1. The problem statement, all variables and given/known data
A particle is thrown in the angle pi/3 radian with speed 10m/S. Find the time of movement if the maximal height is equal to the distance of fall.

2. Relevant equations
v^2-voy^2=2gh

3. The attempt at a solution
0-10^2*3/4=2*10*hmax
hmax=3.75
v0x*2t=3.75
v0*cos60*2t=3.75
10*0.5*2*t=3.75
t=0.375. The answer in my book is 1S.
I also want to know why whe I use the formula of maximal height v0^2sin^a/2g and maximal fallL=v0^2sin2a/g with the data from the problem they don't come out to be equal.

2. Nov 6, 2016

### Jamison Lahman

Can you explain what "time of movement" is? Is this the total time while the particle is in the air? What is the exact wording of the problem?

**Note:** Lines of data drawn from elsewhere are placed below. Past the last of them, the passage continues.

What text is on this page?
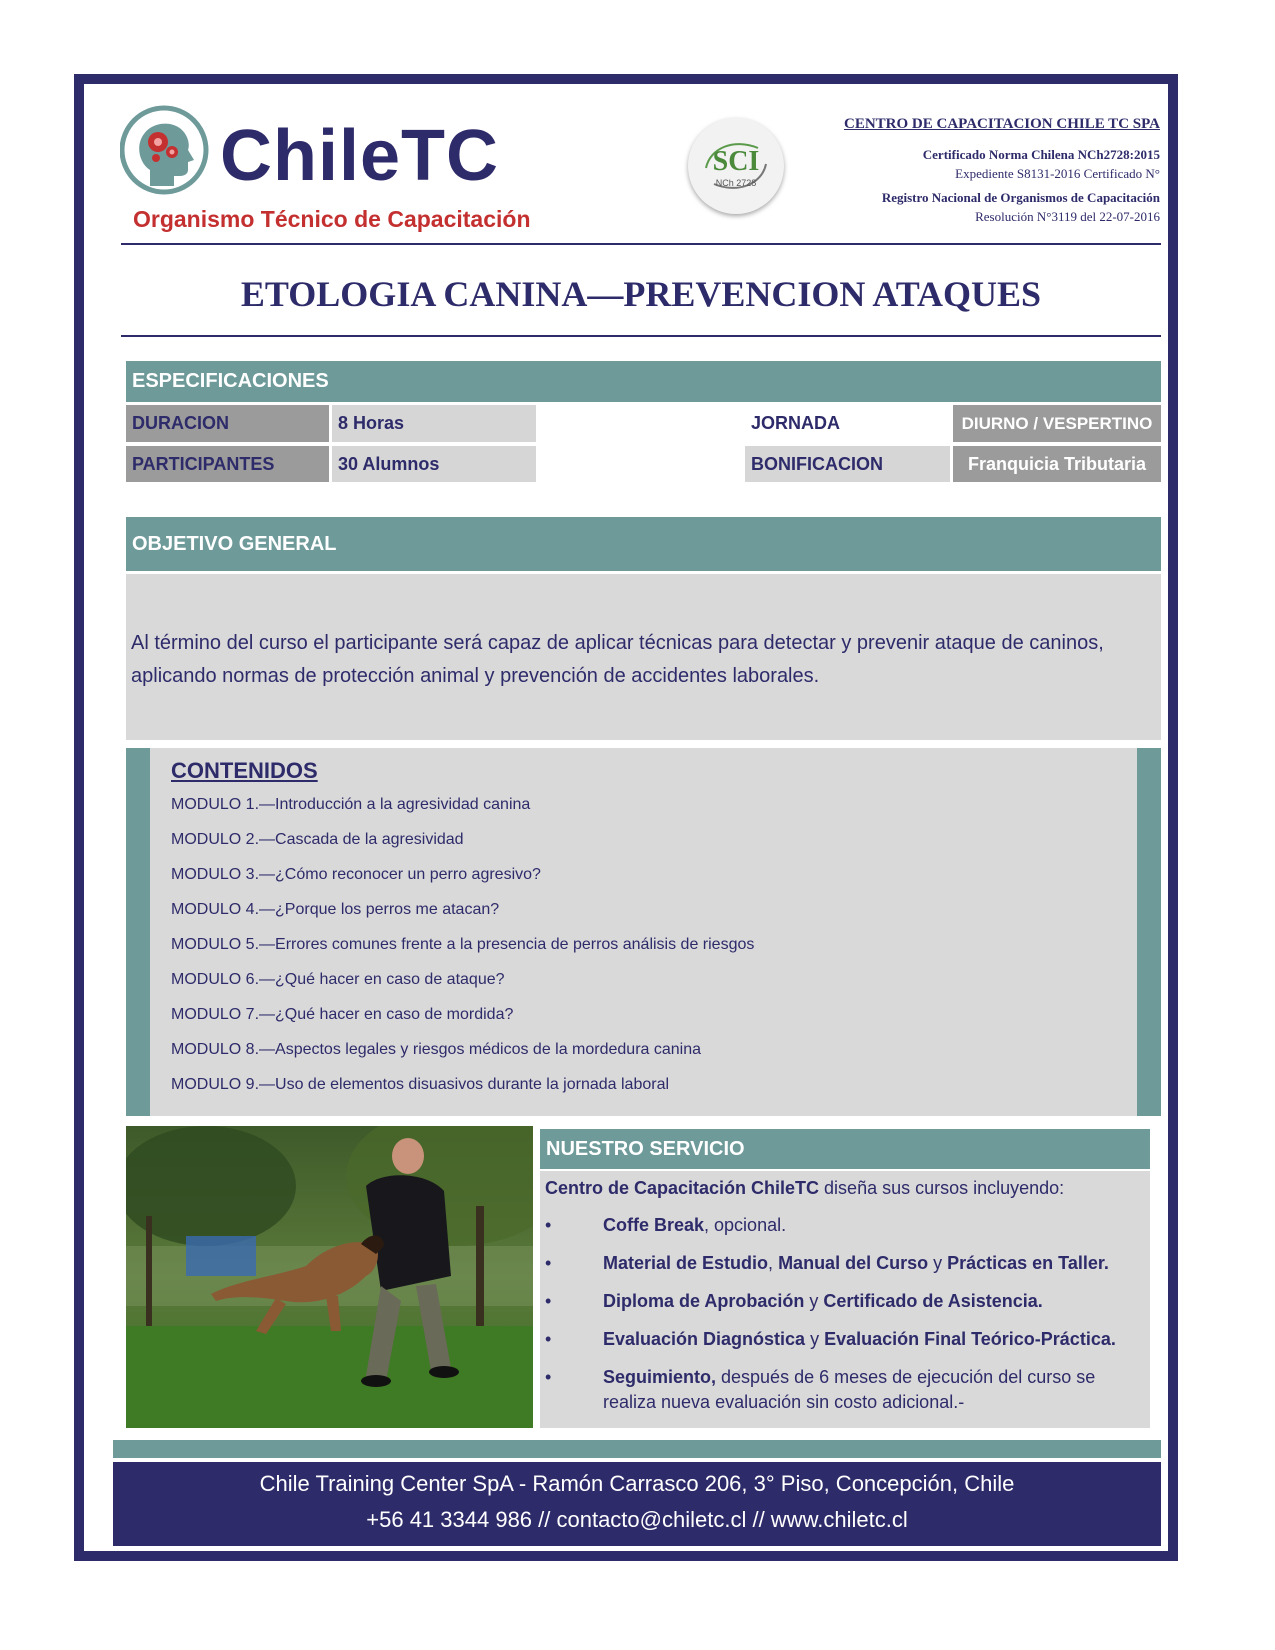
ChileTC
Organismo Técnico de Capacitación
SCI
NCh 2728
CENTRO DE CAPACITACION CHILE TC SPA
Certificado Norma Chilena NCh2728:2015
Expediente S8131-2016 Certificado N°
Registro Nacional de Organismos de Capacitación
Resolución N°3119 del 22-07-2016
ETOLOGIA CANINA—PREVENCION ATAQUES
ESPECIFICACIONES
DURACION	8 Horas	JORNADA	DIURNO / VESPERTINO
PARTICIPANTES	30 Alumnos	BONIFICACION	Franquicia Tributaria
OBJETIVO GENERAL
Al término del curso el participante será capaz de aplicar técnicas para detectar y prevenir ataque de caninos,
aplicando normas de protección animal y prevención de accidentes laborales.
CONTENIDOS
MODULO 1.—Introducción a la agresividad canina
MODULO 2.—Cascada de la agresividad
MODULO 3.—¿Cómo reconocer un perro agresivo?
MODULO 4.—¿Porque los perros me atacan?
MODULO 5.—Errores comunes frente a la presencia de perros análisis de riesgos
MODULO 6.—¿Qué hacer en caso de ataque?
MODULO 7.—¿Qué hacer en caso de mordida?
MODULO 8.—Aspectos legales y riesgos médicos de la mordedura canina
MODULO 9.—Uso de elementos disuasivos durante la jornada laboral
NUESTRO SERVICIO
Centro de Capacitación ChileTC diseña sus cursos incluyendo:
•	Coffe Break, opcional.
•	Material de Estudio, Manual del Curso y Prácticas en Taller.
•	Diploma de Aprobación y Certificado de Asistencia.
•	Evaluación Diagnóstica y Evaluación Final Teórico-Práctica.
•	Seguimiento, después de 6 meses de ejecución del curso se realiza nueva evaluación sin costo adicional.-
Chile Training Center SpA - Ramón Carrasco 206, 3° Piso, Concepción, Chile
+56 41 3344 986 // contacto@chiletc.cl // www.chiletc.cl
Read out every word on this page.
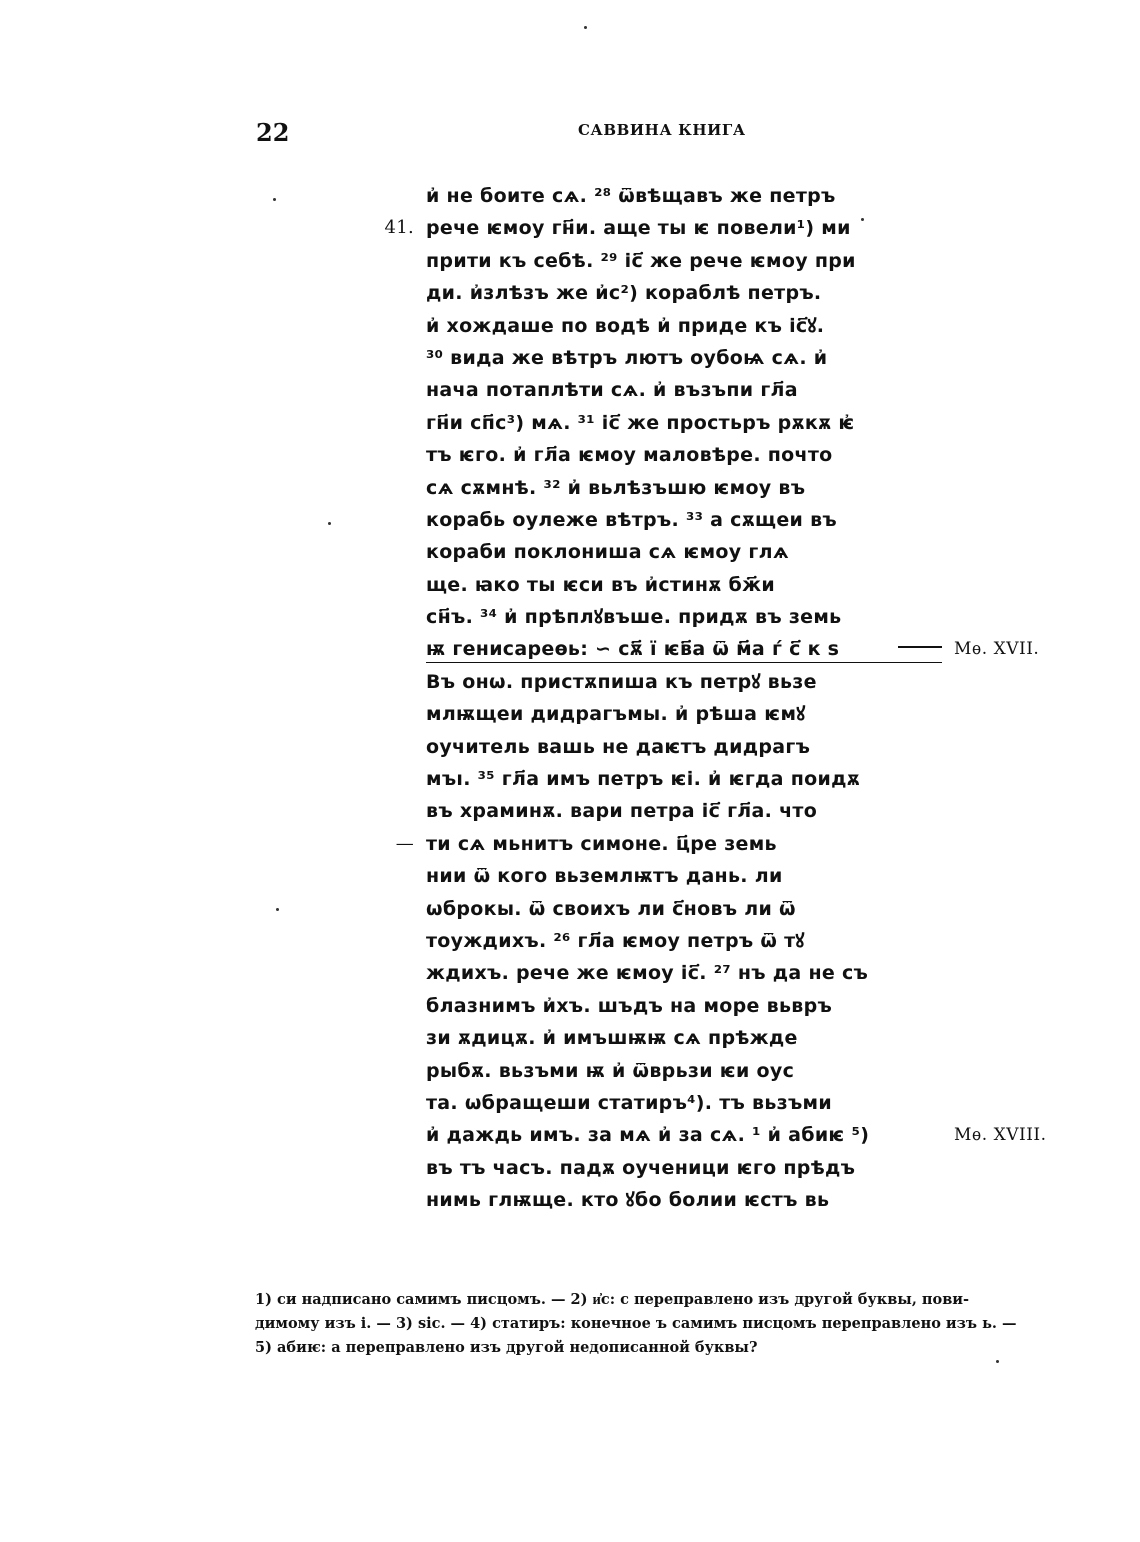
22	САВВИНА КНИГА
и҆ не боите сѧ. ²⁸ ѿвѣщавъ же петръ
41. рече ѥмоу гн҃и. аще ты ѥ повели¹) ми
прити къ себѣ. ²⁹ іс҃ же рече ѥмоу при
ди. и҆злѣзъ же и҆с²) кораблѣ петръ.
и҆ хождаше по водѣ и҆ приде къ іс҃ꙋ.
³⁰ вида же вѣтръ лютъ оубоѩ сѧ. и҆
нача потаплѣти сѧ. и҆ възъпи гл҃а
гн҃и сп҃с³) мѧ. ³¹ іс҃ же простьръ рѫкѫ ѥ҆
тъ ѥго. и҆ гл҃а ѥмоу маловѣре. почто
сѧ сѫмнѣ. ³² и҆ вьлѣзъшю ѥмоу въ
корабь оулеже вѣтръ. ³³ а сѫщеи въ
кораби поклониша сѧ ѥмоу глѧ
ще. ꙗко ты ѥси въ и҆стинѫ бж҃и
сн҃ъ. ³⁴ и҆ прѣплꙋвъше. придѫ въ земь
ѭ генисареѳь: ∽ сѫ҃ ї ѥв҃а ѿ м҃а ѓ с҃ к ѕ	Мѳ. XVII.
Въ онѡ. пристѫпиша къ петрꙋ вьзе
млѭщеи дидрагъмы. и҆ рѣша ѥмꙋ
оучитель вашь не даѥтъ дидрагъ
мъı. ³⁵ гл҃а имъ петръ ѥі. и҆ ѥгда поидѫ
въ храминѫ. вари петра іс҃ гл҃а. что
— ти сѧ мьнитъ симоне. ц҃ре земь
нии ѿ кого вьземлѭтъ дань. ли
ѡброкы. ѿ своихъ ли с҃новъ ли ѿ
тоуждихъ. ²⁶ гл҃а ѥмоу петръ ѿ тꙋ
ждихъ. рече же ѥмоу іс҃. ²⁷ нъ да не съ
блазнимъ и҆хъ. шъдъ на море вьвръ
зи ѫдицѫ. и҆ имъшѭѭ сѧ прѣжде
рыбѫ. вьзъми ѭ и҆ ѿврьзи ѥи оус
та. ѡбращеши статиръ⁴). тъ вьзъми
и҆ даждь имъ. за мѧ и҆ за сѧ. ¹ и҆ абиѥ ⁵)	Мѳ. XVIII.
въ тъ часъ. падѫ оученици ѥго прѣдъ
нимь глѭще. кто ꙋбо болии ѥстъ вь
1) си надписано самимъ писцомъ. — 2) и҆с: с переправлено изъ другой буквы, пови-
димому изъ і. — 3) sic. — 4) статиръ: конечное ъ самимъ писцомъ переправлено изъ ь. —
5) абиѥ: а переправлено изъ другой недописанной буквы?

I am getting the same maximum height and using the equation $$h = \frac{1}{2}at^2$$ I am getting a total flight time of $\sqrt{3}$

Last edited: Nov 6, 2016
3. Nov 6, 2016

### haruspex

There seems to be too much information. That can be fixed by dropping the assumption that it lands at the same height it was launched at, but I still don't get the book answers.

4. Nov 6, 2016

### PhanthomJay

The angle of pi/3 radians might be measured from the vertical axis.

5. Nov 6, 2016

### haruspex

By dropping the assumption that it lands at the same height it was launched at, using pi/3 as angle to the horizontal I get a time of 1/4 s. Taking it as angle to the vertical makes it even less. To get a time of 1s I need a launch angle of acos(√2-1) to the horizontal, or about 65 degrees. That's using g=10m/s2.

6. Nov 6, 2016

### PhanthomJay

Poorly worded problem I can only assume it it is thrown at pi/3 radians with vertical on level ground. Vert comp of velocity thus 5 m/s. Rises to a height h then falls back vert distance h to ground, which is a 2nd assumption. Half sec up and half sec down. Problem should be tossed.

7. Nov 6, 2016

### haruspex

Right, so it was just a confusing way of saying it lands back at the height it was thrown from. Well deduced.